AIMAQ – The ideal marine inspection

To get the best results of a marine inspection, here are some useful observations:

  1. To the extent possible, the customer should be present for the inspection to ask questions and/or answer questions from marine surveyor.

  2. In an ideal world, the boat should be inspected both afloat and ashore as is done in the U.S., while in Quebec, insurers prefer the latter.

  3. Before the inspection, the owner will clear all storage space, particularly in areas containing systems.

  4. A professional marine surveyor will not inspect a boat if its shell is frozen or if it rains thoroughly. If he does, it must be noted in its report that such and such analysis is not valid.

  5. Ideally, the inspection of the boat will not happen if work is in progress on the boat If it is, and that the inspection must take place anyway, the marine surveyor will be extremely cautious and avoid taking on responsibilities incumbent to the site or to the owner who carries out repairs / renovations.

  6. All equipment (electronics, safety, schedule, etc..) should be on board. Thus, the marine surveyor can make a complete description, more responsive to insurance requirements or to a potential buyer, and will also serve as reference in the event of a claim.

  7. A potential buyer will favor a clean, tidy boat, with a clear deck and accessible spaces.

  8. If the batteries are charged, the marine surveyor can test the electrical and electronic systems, be it in terms of the powering. In the same vein, if the inspector has access to AC other tests could take place.

  9. In the case of a prior to purchase inspection, it is strongly recommended to have the engine inspected by a certified mechanic and / or tested it in real situations. In addition, a proviso mechanical inspection by a marine mechanic should be included in a purchase transaction.

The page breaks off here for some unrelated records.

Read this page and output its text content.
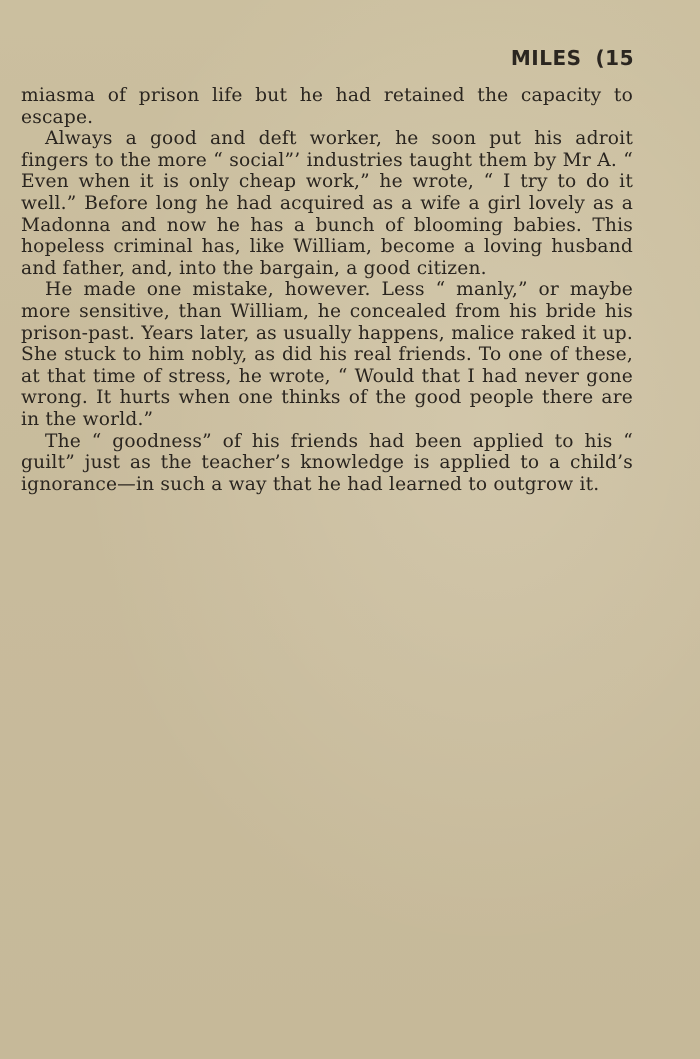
MILES (15

miasma of prison life but he had retained the capacity to escape.

Always a good and deft worker, he soon put his adroit fingers to the more “ social”’ industries taught them by Mr A. “ Even when it is only cheap work,” he wrote, “ I try to do it well.” Before long he had acquired as a wife a girl lovely as a Madonna and now he has a bunch of blooming babies. This hopeless criminal has, like William, become a loving husband and father, and, into the bargain, a good citizen.

He made one mistake, however. Less “ manly,” or maybe more sensitive, than William, he concealed from his bride his prison-past. Years later, as usually happens, malice raked it up. She stuck to him nobly, as did his real friends. To one of these, at that time of stress, he wrote, “ Would that I had never gone wrong. It hurts when one thinks of the good people there are in the world.”

The “ goodness” of his friends had been applied to his “ guilt” just as the teacher’s knowledge is applied to a child’s ignorance—in such a way that he had learned to outgrow it.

  10. Note on the sails: Given the limited space requirements in order to inspect the sails, the marine surveyor is limited to the inventory in this respect. A certified sail inspector could carry out such inspection.

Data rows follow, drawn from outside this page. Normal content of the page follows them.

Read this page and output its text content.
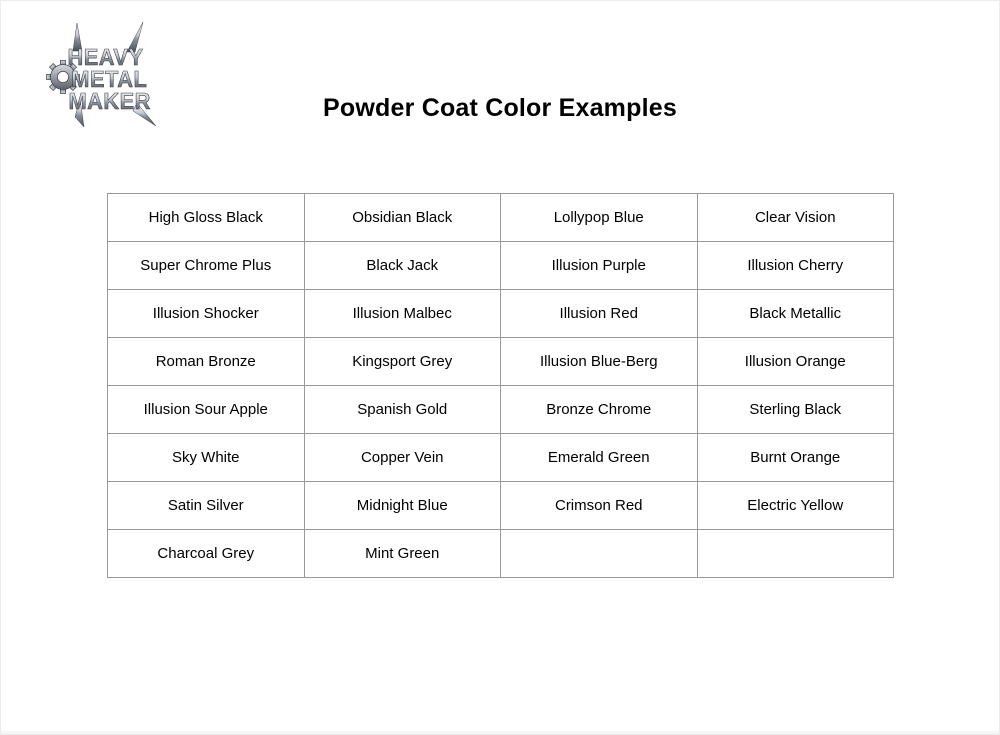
HEAVY
METAL
MAKER	Powder Coat Color Examples
High Gloss Black	Obsidian Black	Lollypop Blue	Clear Vision
Super Chrome Plus	Black Jack	Illusion Purple	Illusion Cherry
Illusion Shocker	Illusion Malbec	Illusion Red	Black Metallic
Roman Bronze	Kingsport Grey	Illusion Blue-Berg	Illusion Orange
Illusion Sour Apple	Spanish Gold	Bronze Chrome	Sterling Black
Sky White	Copper Vein	Emerald Green	Burnt Orange
Satin Silver	Midnight Blue	Crimson Red	Electric Yellow
Charcoal Grey	Mint Green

  11. Note on the rig: Unless the client specifically requested and for obvious safety issues, the rigging and mast are inspected only from the bridge.

The maritime inspection report

The marine survey report contains many pages. The recommendations, illustrated by photographs, are divided into three categories: A – Safety recommendations to correct before the launch. B – Recommendations to correct in the year following the report. C- Recommendations or notes cosmetic in nature.

A copy of the report in PDF format is sent to the client via the Internet as soon as the report is completed, between two to seven days after the inspection. A printed copy is available if the customer requires. This type of appraisal report complies with the AIMAQ and the SAMS, and recommended by the Chapman School of Seamanship.

Finally, the report includes a section devoted to the evaluation of the vessel under its current market value. This assessment is based on the tables of BUC, NADA, Canadian Boat Value Book, and also on many recognized brokerage sites. These values vary depending on the currency exchange rate Canada-USA.